VALIDATE_DATA section:

similar to TRAIN_DATA section. Usually set augment=false, permute=false.

TEST_DATA section:

similar to VALIDATE_DATA section. Only used in mode=test.
If testing with super patches that should be divided in 8x8 sub patches use class_name = TCGASuperpatchBatchDataProvider

TRAINER section:

class_name: currently supported values are (ClassifierTrainer)
set other training configuration values according to user preference, like batch size, learning rate, etc...

TESTER section:

class_name:
ClassifierTesterExternalInput : if providing external input and not using a dataprovider (i.e. test data provider class name is set to 'None') and expected output is probability. [Typically run using NNFramework_TF_external_call/external_model.py]

ClassifierTesterExternalInputBinaryOutput : if providing external input and not using a dataprovider (i.e. test data provider class name is set to 'None') and expected output is thresholded probability (i.e. binary) and set the threshold. [Typically run using NNFramework_TF_external_call/external_model.py]

ClassifierTesterSuperpatchBatch: Use with large patches that are further divided in sub-patches. Each row in the output will have the results of all the sub patches. Set batch_size =1 [Typically run using NNFramework_TF_external_call/external_train.py]

ClassifierTesterBatch: Use otherwise [Typically run using NNFramework_TF_external_call/external_train.py]

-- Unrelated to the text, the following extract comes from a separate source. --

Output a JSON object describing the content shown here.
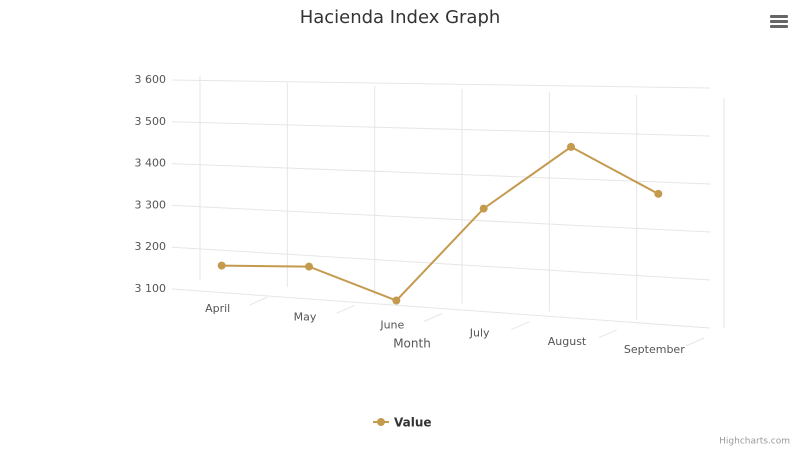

out_dir: the location where test output files will be saved batch_size: desired batch size. Set according to preference and tester class used If testing with super patches that should be divided in sub patches use batch_size =1 threshold: Set according to desired threshold for binary prediction output, default threshold = 0.5

Customization:

To create different classes such as for CNN architecture, dataprovider, trainer, or tester they should be supported by the runner file used to execute the training.
Current supported runner file is: tf_classifier_runner.py
for external input (i.e. not using a data provider) use tf_classifier_runner_external_input.py

Libraries used:

Running command:

To run use a command with the following format:
cd /quip_classification/NNFramework_TF_external_call
python external_train.py < config file full path >

Example:
cd $HOME/quip_classification/NNFramework_TF_external_call
python external_train.py $HOME/NNFramework/config/config_tcga_resnet-101.ini

Running batch jobs with Singularity

To create a writable Singularity container:

Build a sandbox to have a writable container to be able to install scikit-image and any future required libraries:
module load singularity/3.0.0
export SINGULARITY_DOCKER_USERNAME='$oauthtoken'
export SINGULARITY_DOCKER_PASSWORD=< token >
singularity build --sandbox tf-18.11-py3-w docker://nvcr.io/nvidia/tensorflow:18.11-py3

Load and run inside the sandbox Singularity container:

module unload singularity
module load singularity/2.6.1
singularity run --writable --bind $SCRATCH --nv $SCRATCH/containers/tensorflow/tf-18.11-py3-w

cd /home/shahira/NNFramework_TF_external_call
python external_train.py $HOME/NNFramework/config_tcga_resnet-101.ini

external_model.py provides api for running from another application without using a data provider.